As the discussion turned towards his upcoming fight with Bellator, Nick discussed his attraction for Bellator over larger promotions like the UFC.
“Yeah for sure! I’ve been a fan of [Bellator] before I was fighting with them. It kind of goes back to what we were talking about earlier: the whole, you know, “fighters who cruise to a win” kind of thing. That’s why I’ve always been a fan of Bellator. I felt like it almost suited my style of fighting and my kind of mentality more than, say, the UFC.

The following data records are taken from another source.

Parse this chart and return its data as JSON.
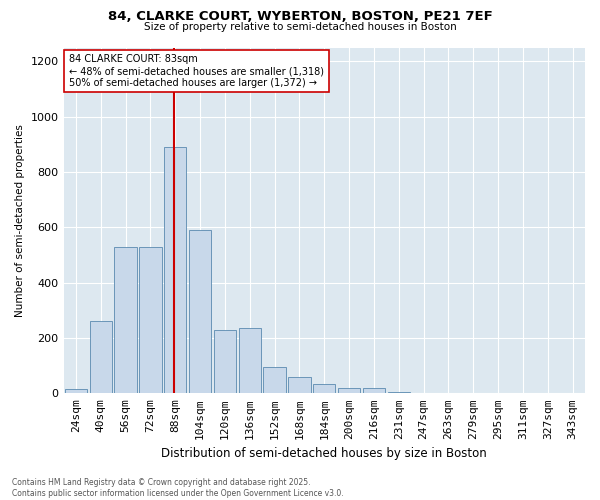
{
  "title_line1": "84, CLARKE COURT, WYBERTON, BOSTON, PE21 7EF",
  "title_line2": "Size of property relative to semi-detached houses in Boston",
  "xlabel": "Distribution of semi-detached houses by size in Boston",
  "ylabel": "Number of semi-detached properties",
  "categories": [
    "24sqm",
    "40sqm",
    "56sqm",
    "72sqm",
    "88sqm",
    "104sqm",
    "120sqm",
    "136sqm",
    "152sqm",
    "168sqm",
    "184sqm",
    "200sqm",
    "216sqm",
    "231sqm",
    "247sqm",
    "263sqm",
    "279sqm",
    "295sqm",
    "311sqm",
    "327sqm",
    "343sqm"
  ],
  "values": [
    15,
    260,
    530,
    530,
    890,
    590,
    230,
    235,
    95,
    60,
    35,
    18,
    18,
    3,
    2,
    1,
    0,
    0,
    0,
    0,
    0
  ],
  "bar_color": "#c8d8ea",
  "bar_edge_color": "#5a8ab0",
  "property_size": "83sqm",
  "property_name": "84 CLARKE COURT",
  "pct_smaller": 48,
  "count_smaller": 1318,
  "pct_larger": 50,
  "count_larger": 1372,
  "red_line_color": "#cc0000",
  "ylim_max": 1250,
  "annotation_box_color": "#ffffff",
  "annotation_box_edge": "#cc0000",
  "footnote_line1": "Contains HM Land Registry data © Crown copyright and database right 2025.",
  "footnote_line2": "Contains public sector information licensed under the Open Government Licence v3.0.",
  "background_color": "#dde8f0",
  "grid_color": "#ffffff"
}
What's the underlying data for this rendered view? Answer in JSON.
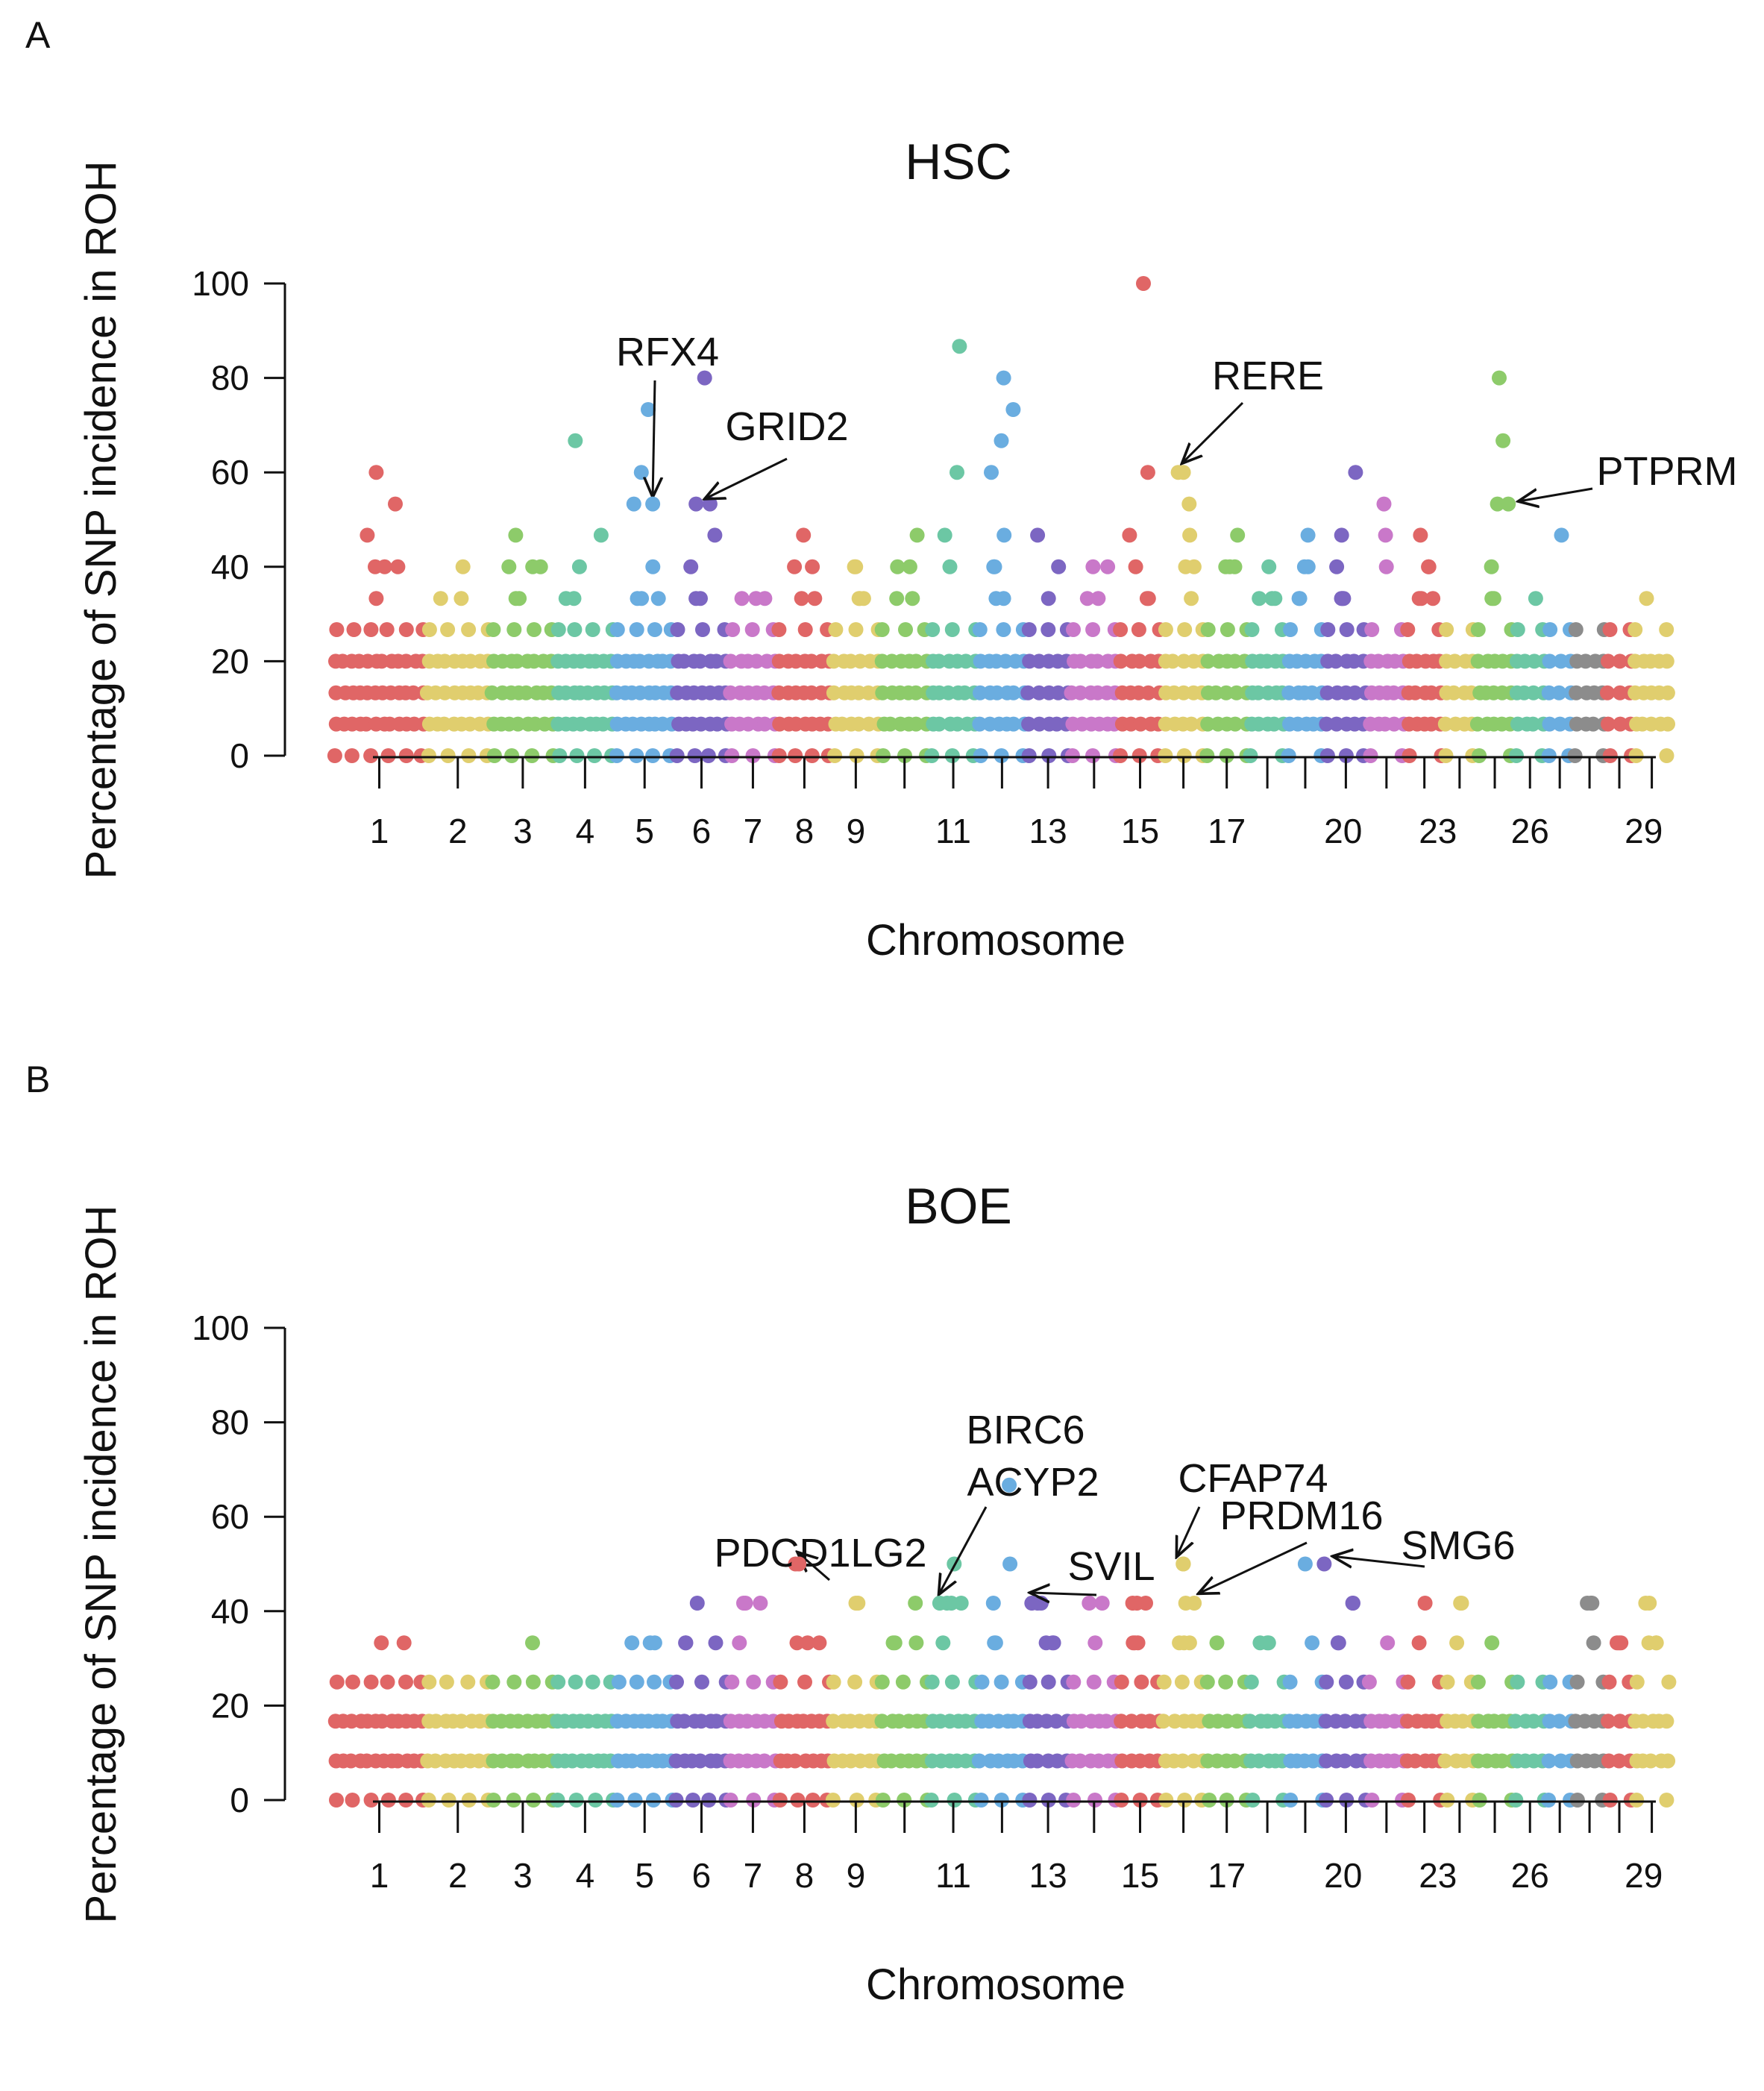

“I think that with the UFC, it’s crazy nowadays! You see guys like [Anthony] Pettis, he dropped a weight class and gets an automatic title shot, and they’re talking [about] the winner of that fight can automatically go to lightweight and fight Benson [Henderson]… and it’s crazy to hear that dudes, yeah they’re good fighters and big names, but it’s just because it’s what the fans want, and it’s because it’s popular, they’re favorites and stuff. Whereas in Bellator, you just go out and you fight. If you win, you keep going, you keep getting more fights and keep getting more exposure. To me, it’s about being more of a fighter than necessarily an athlete. It happens a lot in these other shows. They’re great athletes, you know, but they’re not great fighters. They’re beating good fighters because they’re good athletes, and they keep getting title shots, and they become fan favorites because they’re winning. Whereas in Bellator there’s a lot of incentive on the line. You get in those tournaments, and you can stand to make a lot of money, and you can stand to become a big name and you can really go far and accomplish things you want to accomplish.
“And you see with the big organizations, as soon as there’s a big name dropped somewhere it looks like Bellator is usually going to pick them up… I think Bellator has nothing to lose and everything to gain, and they’re making good moves.”